ETF PM REPORTS PERFORMANCE FOR INVESTABLE BENCHMARKS
THOUSAND OAKS, CA; April 21, 2016 – ETF Portfolio Management (ETF PM) today reported performance for the investable benchmarks through March 2016. Year-to-date (YTD), Income 3x gained 19%, while Income & Growth 3x was up 15%. Growth 3x rose by 10%, and the S&P 500 gained 1%.
The Investable Benchmarks are 10 passive core portfolios comprised of leading ETFs. Over the past 10.3 years, we estimate that all of these passive core portfolios delivered net annualized returns of 6% to 28%, or 90% to 1,132% in total return. Some of these efficient portfolios yield over 2.0% per year with expense ratios under 0.20%.
The Investable Benchmarks are an important starting point for all investors. ETF PM’s first growth benchmark is an efficient multi-asset class (eMAC) portfolio based on David Swensen’s recommendation in “Unconventional Success.” Swensen’s performance managing Yale University’s multi-billion dollar endowment fund is leading Wall Street in many respects and his views have significantly broadened the industry’s perception of proper diversification.
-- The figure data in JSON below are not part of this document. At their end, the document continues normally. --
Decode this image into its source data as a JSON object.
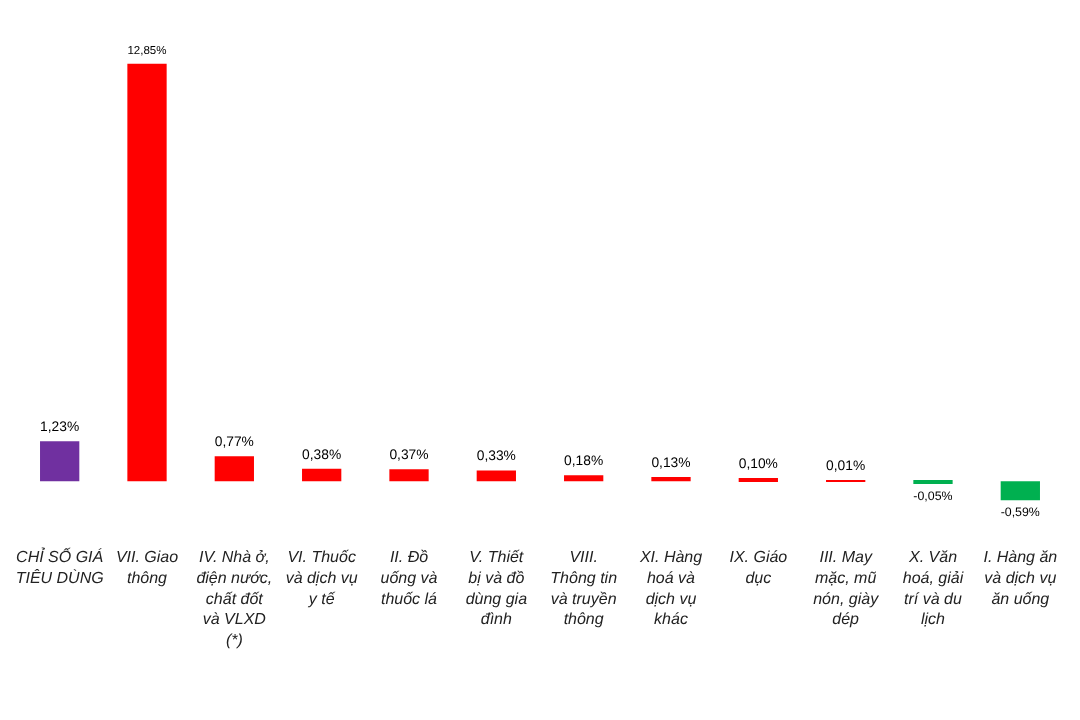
{
  "chart_data": {
    "type": "bar",
    "categories": [
      "CHỈ SỐ GIÁ TIÊU DÙNG",
      "VII. Giao thông",
      "IV. Nhà ở, điện nước, chất đốt và VLXD (*)",
      "VI. Thuốc và dịch vụ y tế",
      "II. Đồ uống và thuốc lá",
      "V. Thiết bị và đồ dùng gia đình",
      "VIII. Thông tin và truyền thông",
      "XI. Hàng hoá và dịch vụ khác",
      "IX. Giáo dục",
      "III. May mặc, mũ nón, giày dép",
      "X. Văn hoá, giải trí và du lịch",
      "I. Hàng ăn và dịch vụ ăn uống"
    ],
    "values": [
      1.23,
      12.85,
      0.77,
      0.38,
      0.37,
      0.33,
      0.18,
      0.13,
      0.1,
      0.01,
      -0.05,
      -0.59
    ],
    "value_labels": [
      "1,23%",
      "12,85%",
      "0,77%",
      "0,38%",
      "0,37%",
      "0,33%",
      "0,18%",
      "0,13%",
      "0,10%",
      "0,01%",
      "-0,05%",
      "-0,59%"
    ],
    "colors": [
      "#7030a0",
      "#ff0000",
      "#ff0000",
      "#ff0000",
      "#ff0000",
      "#ff0000",
      "#ff0000",
      "#ff0000",
      "#ff0000",
      "#ff0000",
      "#00b050",
      "#00b050"
    ],
    "legend": false
  }
}
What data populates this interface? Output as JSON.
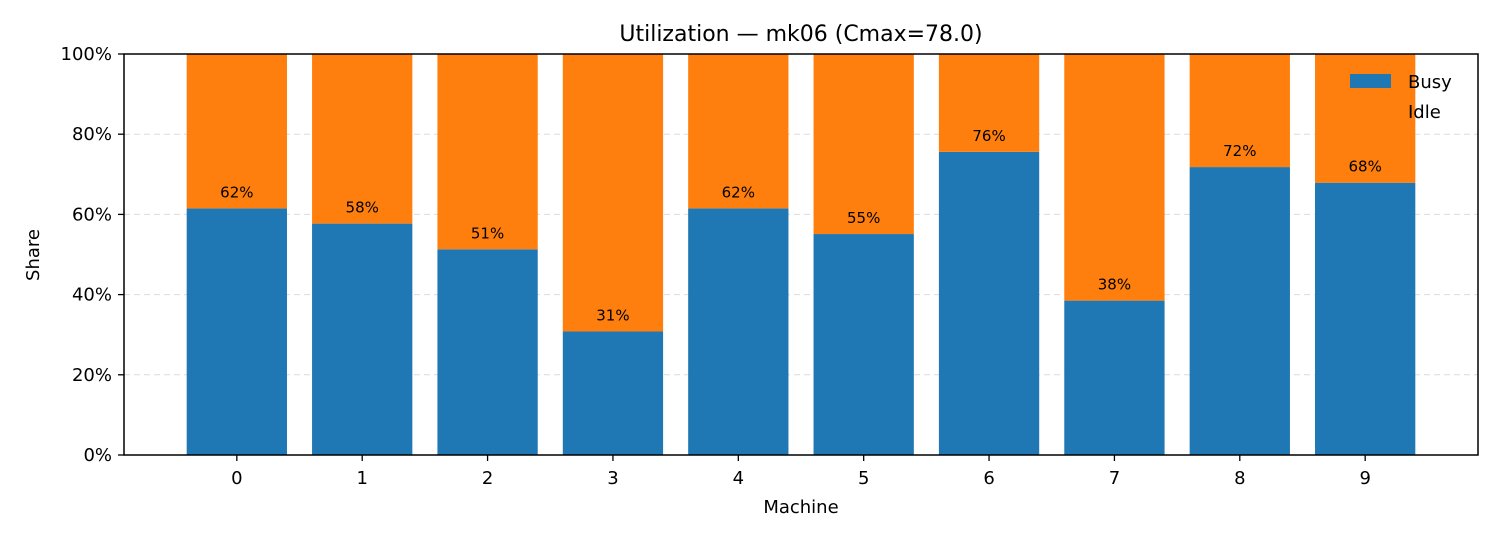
{
  "chart_data": {
    "type": "bar",
    "stacked": true,
    "title": "Utilization — mk06 (Cmax=78.0)",
    "xlabel": "Machine",
    "ylabel": "Share",
    "categories": [
      "0",
      "1",
      "2",
      "3",
      "4",
      "5",
      "6",
      "7",
      "8",
      "9"
    ],
    "series": [
      {
        "name": "Busy",
        "color": "#1f77b4",
        "values": [
          61.5,
          57.7,
          51.3,
          30.8,
          61.5,
          55.1,
          75.6,
          38.5,
          71.8,
          67.9
        ]
      },
      {
        "name": "Idle",
        "color": "#ff7f0e",
        "values": [
          38.5,
          42.3,
          48.7,
          69.2,
          38.5,
          44.9,
          24.4,
          61.5,
          28.2,
          32.1
        ]
      }
    ],
    "data_labels": [
      "62%",
      "58%",
      "51%",
      "31%",
      "62%",
      "55%",
      "76%",
      "38%",
      "72%",
      "68%"
    ],
    "ylim": [
      0,
      100
    ],
    "yticks": [
      0,
      20,
      40,
      60,
      80,
      100
    ],
    "ytick_labels": [
      "0%",
      "20%",
      "40%",
      "60%",
      "80%",
      "100%"
    ],
    "grid": "y-dashed",
    "legend_position": "top-right"
  }
}
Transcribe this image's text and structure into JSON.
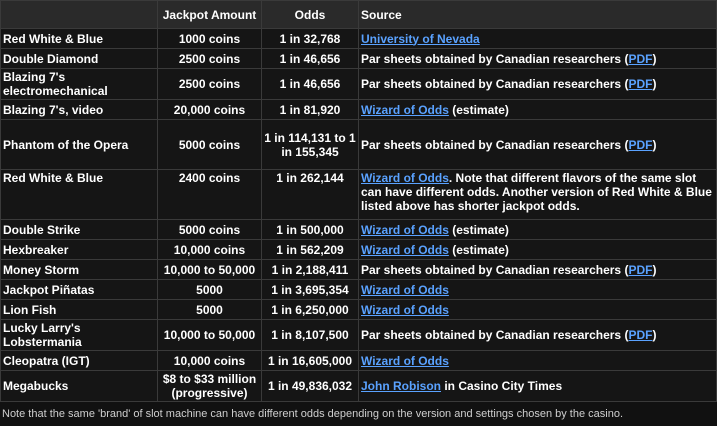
{
  "headers": [
    "",
    "Jackpot Amount",
    "Odds",
    "Source"
  ],
  "rows": [
    {
      "name": "Red White & Blue",
      "jackpot": "1000 coins",
      "odds": "1 in 32,768",
      "link": "University of Nevada",
      "after": ""
    },
    {
      "name": "Double Diamond",
      "jackpot": "2500 coins",
      "odds": "1 in 46,656",
      "before": "Par sheets obtained by Canadian researchers (",
      "link": "PDF",
      "after": ")"
    },
    {
      "name": "Blazing 7's electromechanical",
      "jackpot": "2500 coins",
      "odds": "1 in 46,656",
      "before": "Par sheets obtained by Canadian researchers (",
      "link": "PDF",
      "after": ")"
    },
    {
      "name": "Blazing 7's, video",
      "jackpot": "20,000 coins",
      "odds": "1 in 81,920",
      "link": "Wizard of Odds",
      "after": " (estimate)"
    },
    {
      "name": "Phantom of the Opera",
      "jackpot": "5000 coins",
      "odds": "1 in 114,131 to 1 in 155,345",
      "before": "Par sheets obtained by Canadian researchers (",
      "link": "PDF",
      "after": ")"
    },
    {
      "name": "Red White & Blue",
      "jackpot": "2400 coins",
      "odds": "1 in 262,144",
      "link": "Wizard of Odds",
      "after": ".  Note that different flavors of the same slot can have different odds.  Another version of Red White & Blue listed above has shorter jackpot odds."
    },
    {
      "name": "Double Strike",
      "jackpot": "5000 coins",
      "odds": "1 in 500,000",
      "link": "Wizard of Odds",
      "after": " (estimate)"
    },
    {
      "name": "Hexbreaker",
      "jackpot": "10,000 coins",
      "odds": "1 in 562,209",
      "link": "Wizard of Odds",
      "after": " (estimate)"
    },
    {
      "name": "Money Storm",
      "jackpot": "10,000 to 50,000",
      "odds": "1 in 2,188,411",
      "before": "Par sheets obtained by Canadian researchers (",
      "link": "PDF",
      "after": ")"
    },
    {
      "name": "Jackpot Piñatas",
      "jackpot": "5000",
      "odds": "1 in 3,695,354",
      "link": "Wizard of Odds",
      "after": ""
    },
    {
      "name": "Lion Fish",
      "jackpot": "5000",
      "odds": "1 in 6,250,000",
      "link": "Wizard of Odds",
      "after": ""
    },
    {
      "name": "Lucky Larry's Lobstermania",
      "jackpot": "10,000 to 50,000",
      "odds": "1 in 8,107,500",
      "before": "Par sheets obtained by Canadian researchers (",
      "link": "PDF",
      "after": ")"
    },
    {
      "name": "Cleopatra (IGT)",
      "jackpot": "10,000 coins",
      "odds": "1 in 16,605,000",
      "link": "Wizard of Odds",
      "after": ""
    },
    {
      "name": "Megabucks",
      "jackpot": "$8 to $33 million (progressive)",
      "odds": "1 in 49,836,032",
      "link": "John Robison",
      "after": " in Casino City Times"
    }
  ],
  "footnote": "Note that the same 'brand' of slot machine can have different odds depending on the version and settings chosen by the casino."
}
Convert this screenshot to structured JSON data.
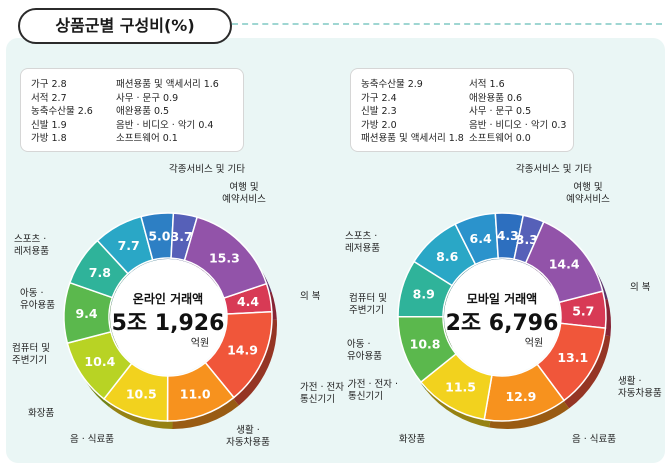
{
  "title": "상품군별 구성비(%)",
  "colors": {
    "panel_bg": "#eaf6f5",
    "header_rule": "#9fd6d2"
  },
  "chart_data": [
    {
      "type": "pie",
      "center": {
        "title": "온라인 거래액",
        "value": "5조 1,926",
        "unit": "억원"
      },
      "legend_text": {
        "left": [
          "가구 2.8",
          "서적 2.7",
          "농축수산물 2.6",
          "신발 1.9",
          "가방 1.8"
        ],
        "right": [
          "패션용품 및 액세서리 1.6",
          "사무 · 문구 0.9",
          "애완용품 0.5",
          "음반 · 비디오 · 악기 0.4",
          "소프트웨어 0.1"
        ]
      },
      "slices": [
        {
          "category": "각종서비스 및 기타",
          "value": 4.4,
          "label": "4.4",
          "color": "#d83a55"
        },
        {
          "category": "여행 및|예약서비스",
          "value": 14.9,
          "label": "14.9",
          "color": "#f0563a"
        },
        {
          "category": "의 복",
          "value": 11.0,
          "label": "11.0",
          "color": "#f7921e"
        },
        {
          "category": "가전 · 전자 ·|통신기기",
          "value": 10.5,
          "label": "10.5",
          "color": "#f2d21e"
        },
        {
          "category": "생활 ·|자동차용품",
          "value": 10.4,
          "label": "10.4",
          "color": "#b8d324"
        },
        {
          "category": "음 · 식료품",
          "value": 9.4,
          "label": "9.4",
          "color": "#5bb84d"
        },
        {
          "category": "화장품",
          "value": 7.8,
          "label": "7.8",
          "color": "#2fb39a"
        },
        {
          "category": "컴퓨터 및|주변기기",
          "value": 7.7,
          "label": "7.7",
          "color": "#2aa7c6"
        },
        {
          "category": "아동 ·|유아용품",
          "value": 5.0,
          "label": "5.0",
          "color": "#2d7fc4"
        },
        {
          "category": "스포츠 ·|레저용품",
          "value": 3.7,
          "label": "3.7",
          "color": "#5660b8"
        },
        {
          "category": "기타(범례)",
          "value": 15.3,
          "label": "15.3",
          "color": "#9253a9"
        }
      ]
    },
    {
      "type": "pie",
      "center": {
        "title": "모바일 거래액",
        "value": "2조 6,796",
        "unit": "억원"
      },
      "legend_text": {
        "left": [
          "농축수산물 2.9",
          "가구 2.4",
          "신발 2.3",
          "가방 2.0",
          "패션용품 및 액세서리 1.8"
        ],
        "right": [
          "서적 1.6",
          "애완용품 0.6",
          "사무 · 문구 0.5",
          "음반 · 비디오 · 악기 0.3",
          "소프트웨어 0.0"
        ]
      },
      "slices": [
        {
          "category": "각종서비스 및 기타",
          "value": 5.7,
          "label": "5.7",
          "color": "#d83a55"
        },
        {
          "category": "여행 및|예약서비스",
          "value": 13.1,
          "label": "13.1",
          "color": "#f0563a"
        },
        {
          "category": "의 복",
          "value": 12.9,
          "label": "12.9",
          "color": "#f7921e"
        },
        {
          "category": "생활 ·|자동차용품",
          "value": 11.5,
          "label": "11.5",
          "color": "#f2d21e"
        },
        {
          "category": "음 · 식료품",
          "value": 10.8,
          "label": "10.8",
          "color": "#5bb84d"
        },
        {
          "category": "화장품",
          "value": 8.9,
          "label": "8.9",
          "color": "#2fb39a"
        },
        {
          "category": "가전 · 전자 ·|통신기기",
          "value": 8.6,
          "label": "8.6",
          "color": "#2aa7c6"
        },
        {
          "category": "아동 ·|유아용품",
          "value": 6.4,
          "label": "6.4",
          "color": "#2b93cc"
        },
        {
          "category": "컴퓨터 및|주변기기",
          "value": 4.3,
          "label": "4.3",
          "color": "#2d6fbf"
        },
        {
          "category": "스포츠 ·|레저용품",
          "value": 3.3,
          "label": "3.3",
          "color": "#5660b8"
        },
        {
          "category": "기타(범례)",
          "value": 14.4,
          "label": "14.4",
          "color": "#9253a9"
        }
      ]
    }
  ]
}
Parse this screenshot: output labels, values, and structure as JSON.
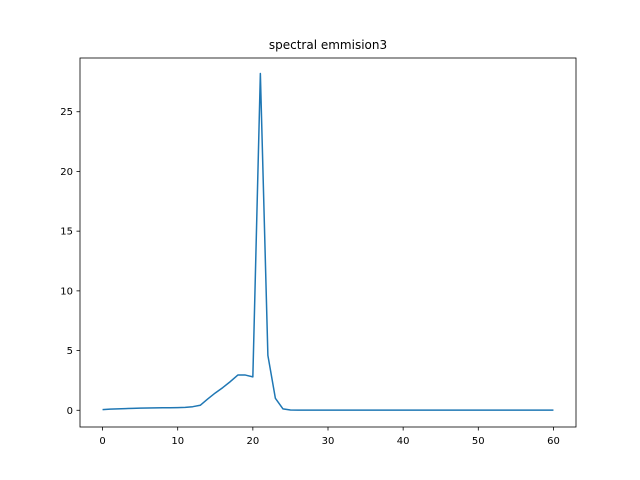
{
  "chart_data": {
    "type": "line",
    "title": "spectral emmision3",
    "xlabel": "",
    "ylabel": "",
    "xlim": [
      -3,
      63
    ],
    "ylim": [
      -1.4,
      29.5
    ],
    "xticks": [
      0,
      10,
      20,
      30,
      40,
      50,
      60
    ],
    "yticks": [
      0,
      5,
      10,
      15,
      20,
      25
    ],
    "grid": false,
    "line_color": "#1f77b4",
    "series": [
      {
        "x": [
          0,
          1,
          2,
          3,
          4,
          5,
          6,
          7,
          8,
          9,
          10,
          11,
          12,
          13,
          14,
          15,
          16,
          17,
          18,
          19,
          20,
          21,
          22,
          23,
          24,
          25,
          26,
          27,
          28,
          29,
          30,
          31,
          32,
          33,
          34,
          35,
          36,
          37,
          38,
          39,
          40,
          41,
          42,
          43,
          44,
          45,
          46,
          47,
          48,
          49,
          50,
          51,
          52,
          53,
          54,
          55,
          56,
          57,
          58,
          59,
          60
        ],
        "values": [
          0.05,
          0.1,
          0.12,
          0.14,
          0.16,
          0.18,
          0.19,
          0.2,
          0.21,
          0.21,
          0.22,
          0.24,
          0.3,
          0.42,
          0.95,
          1.45,
          1.9,
          2.4,
          2.95,
          2.95,
          2.8,
          28.2,
          4.6,
          1.0,
          0.12,
          0.02,
          0.01,
          0.01,
          0.01,
          0.01,
          0.01,
          0.01,
          0.01,
          0.01,
          0.01,
          0.01,
          0.01,
          0.01,
          0.01,
          0.01,
          0.01,
          0.01,
          0.01,
          0.01,
          0.01,
          0.01,
          0.01,
          0.01,
          0.01,
          0.01,
          0.01,
          0.01,
          0.01,
          0.01,
          0.01,
          0.01,
          0.01,
          0.01,
          0.01,
          0.01,
          0.01
        ]
      }
    ]
  }
}
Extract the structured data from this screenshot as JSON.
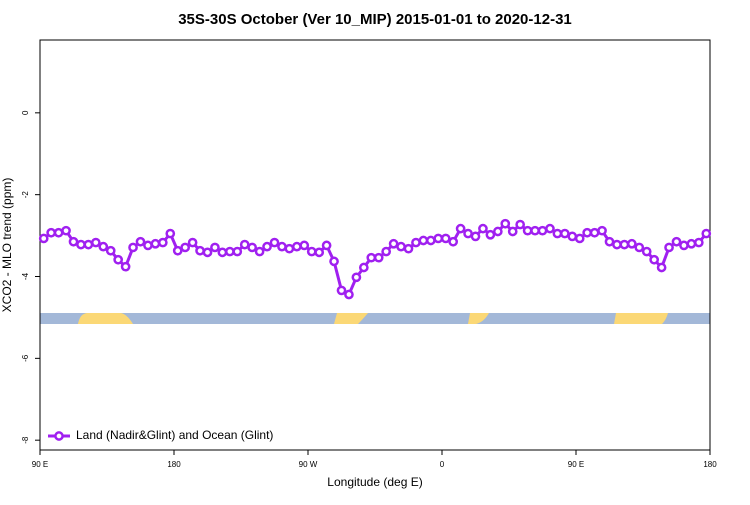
{
  "chart_data": {
    "type": "line",
    "title": "35S-30S October (Ver 10_MIP)   2015-01-01 to 2020-12-31",
    "x_label": "Longitude (deg E)",
    "y_label": "XCO2 - MLO trend (ppm)",
    "xlim": [
      90,
      540
    ],
    "ylim": [
      -8.24,
      1.78
    ],
    "xticks": [
      {
        "value": 90,
        "label": "90 E"
      },
      180,
      {
        "value": 270,
        "label": "90 W"
      },
      {
        "value": 360,
        "label": "0"
      },
      {
        "value": 450,
        "label": "90 E"
      },
      {
        "value": 540,
        "label": "180"
      }
    ],
    "yticks": [
      0,
      -2,
      -4,
      -6,
      -8
    ],
    "legend": "bottom-left",
    "x": [
      92.5,
      97.5,
      102.5,
      107.5,
      112.5,
      117.5,
      122.5,
      127.5,
      132.5,
      137.5,
      142.5,
      147.5,
      152.5,
      157.5,
      162.5,
      167.5,
      172.5,
      177.5,
      182.5,
      187.5,
      192.5,
      197.5,
      202.5,
      207.5,
      212.5,
      217.5,
      222.5,
      227.5,
      232.5,
      237.5,
      242.5,
      247.5,
      252.5,
      257.5,
      262.5,
      267.5,
      272.5,
      277.5,
      282.5,
      287.5,
      292.5,
      297.5,
      302.5,
      307.5,
      312.5,
      317.5,
      322.5,
      327.5,
      332.5,
      337.5,
      342.5,
      347.5,
      352.5,
      357.5,
      362.5,
      367.5,
      372.5,
      377.5,
      382.5,
      387.5,
      392.5,
      397.5,
      402.5,
      407.5,
      412.5,
      417.5,
      422.5,
      427.5,
      432.5,
      437.5,
      442.5,
      447.5,
      452.5,
      457.5,
      462.5,
      467.5,
      472.5,
      477.5,
      482.5,
      487.5,
      492.5,
      497.5,
      502.5,
      507.5,
      512.5,
      517.5,
      522.5,
      527.5,
      532.5,
      537.5
    ],
    "series": [
      {
        "name": "Land (Nadir&Glint) and Ocean (Glint)",
        "color": "#a020f0",
        "values": [
          -3.07,
          -2.93,
          -2.93,
          -2.88,
          -3.15,
          -3.22,
          -3.22,
          -3.17,
          -3.27,
          -3.37,
          -3.59,
          -3.76,
          -3.29,
          -3.15,
          -3.24,
          -3.2,
          -3.17,
          -2.95,
          -3.37,
          -3.29,
          -3.17,
          -3.37,
          -3.41,
          -3.29,
          -3.41,
          -3.39,
          -3.39,
          -3.22,
          -3.29,
          -3.39,
          -3.27,
          -3.17,
          -3.27,
          -3.32,
          -3.27,
          -3.24,
          -3.39,
          -3.41,
          -3.24,
          -3.63,
          -4.34,
          -4.44,
          -4.02,
          -3.78,
          -3.54,
          -3.54,
          -3.39,
          -3.2,
          -3.27,
          -3.32,
          -3.17,
          -3.12,
          -3.12,
          -3.07,
          -3.07,
          -3.15,
          -2.83,
          -2.95,
          -3.02,
          -2.83,
          -2.98,
          -2.9,
          -2.71,
          -2.9,
          -2.73,
          -2.88,
          -2.88,
          -2.88,
          -2.83,
          -2.95,
          -2.95,
          -3.02,
          -3.07,
          -2.93,
          -2.93,
          -2.88,
          -3.15,
          -3.22,
          -3.22,
          -3.2,
          -3.29,
          -3.39,
          -3.59,
          -3.78,
          -3.29,
          -3.15,
          -3.24,
          -3.2,
          -3.17,
          -2.95
        ]
      }
    ]
  }
}
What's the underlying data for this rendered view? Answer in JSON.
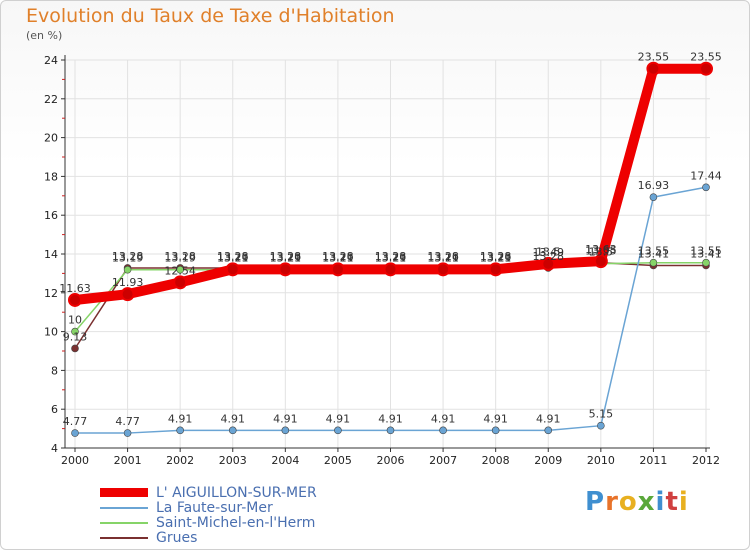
{
  "title": "Evolution du Taux de Taxe d'Habitation",
  "subtitle": "(en %)",
  "brand": {
    "text": "Proxiti",
    "letters": [
      "P",
      "r",
      "o",
      "x",
      "i",
      "t",
      "i"
    ],
    "colors": [
      "#3f8fd0",
      "#e8732a",
      "#e8b020",
      "#5aa83a",
      "#3f8fd0",
      "#d04040",
      "#e8b020"
    ]
  },
  "chart_data": {
    "type": "line",
    "title": "Evolution du Taux de Taxe d'Habitation",
    "ylabel": "(en %)",
    "xlabel": "",
    "ylim": [
      4,
      24
    ],
    "yticks": [
      4,
      6,
      8,
      10,
      12,
      14,
      16,
      18,
      20,
      22,
      24
    ],
    "categories": [
      "2000",
      "2001",
      "2002",
      "2003",
      "2004",
      "2005",
      "2006",
      "2007",
      "2008",
      "2009",
      "2010",
      "2011",
      "2012"
    ],
    "grid": true,
    "legend_position": "bottom-left",
    "series": [
      {
        "name": "Grues",
        "color": "#7a3030",
        "thick": false,
        "values": [
          9.13,
          13.28,
          13.28,
          13.28,
          13.28,
          13.28,
          13.28,
          13.28,
          13.28,
          13.28,
          13.55,
          13.41,
          13.41
        ],
        "labels": [
          "9.13",
          "13.28",
          "13.28",
          "13.28",
          "13.28",
          "13.28",
          "13.28",
          "13.28",
          "13.28",
          "13.28",
          "13.55",
          "13.41",
          "13.41"
        ]
      },
      {
        "name": "Saint-Michel-en-l'Herm",
        "color": "#86d468",
        "thick": false,
        "values": [
          10,
          13.19,
          13.19,
          13.19,
          13.19,
          13.19,
          13.19,
          13.19,
          13.19,
          13.5,
          13.5,
          13.55,
          13.55
        ],
        "labels": [
          "10",
          "13.19",
          "13.19",
          "13.19",
          "13.19",
          "13.19",
          "13.19",
          "13.19",
          "13.19",
          "13.5",
          "13.5",
          "13.55",
          "13.55"
        ]
      },
      {
        "name": "La Faute-sur-Mer",
        "color": "#6aa4d4",
        "thick": false,
        "values": [
          4.77,
          4.77,
          4.91,
          4.91,
          4.91,
          4.91,
          4.91,
          4.91,
          4.91,
          4.91,
          5.15,
          16.93,
          17.44
        ],
        "labels": [
          "4.77",
          "4.77",
          "4.91",
          "4.91",
          "4.91",
          "4.91",
          "4.91",
          "4.91",
          "4.91",
          "4.91",
          "5.15",
          "16.93",
          "17.44"
        ]
      },
      {
        "name": "L' AIGUILLON-SUR-MER",
        "color": "#ee0000",
        "thick": true,
        "values": [
          11.63,
          11.93,
          12.54,
          13.21,
          13.21,
          13.21,
          13.21,
          13.21,
          13.21,
          13.49,
          13.63,
          23.55,
          23.55
        ],
        "labels": [
          "11.63",
          "11.93",
          "12.54",
          "13.21",
          "13.21",
          "13.21",
          "13.21",
          "13.21",
          "13.21",
          "13.49",
          "13.63",
          "23.55",
          "23.55"
        ]
      }
    ]
  }
}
Absolute Return Strategies
ETF PM also specializes in disciplined ETF trend following. The firm provides a dynamic range of strategies that seek to deliver positive returns in all market environments. The firm’s trend following strategies delivered gains in the crash of 2008, and ETF PM focuses on hybrid portfolios that combine trend following with indexing.
Pledge to Give Back
In order to partner directly with clients and the community, ETF PM created a Pledge to Give Back. On an annual basis, ETF PM donates a percentage of each client’s advisory fee to the school or charity selected by the client.
Since 2010, the 56 entities supported by ETF PM include 11 Schools (public & private), two YMCAs, Because of Hope, Casa de Amma, Casa Pacifica, Gerson Institute, Hippocrates Health Institute, Khan Academy, Nature Conservancy, School on Wheels, Team for Kids, The Greater Contribution, Turtle Conservancy, Unity Shoppe, and many more.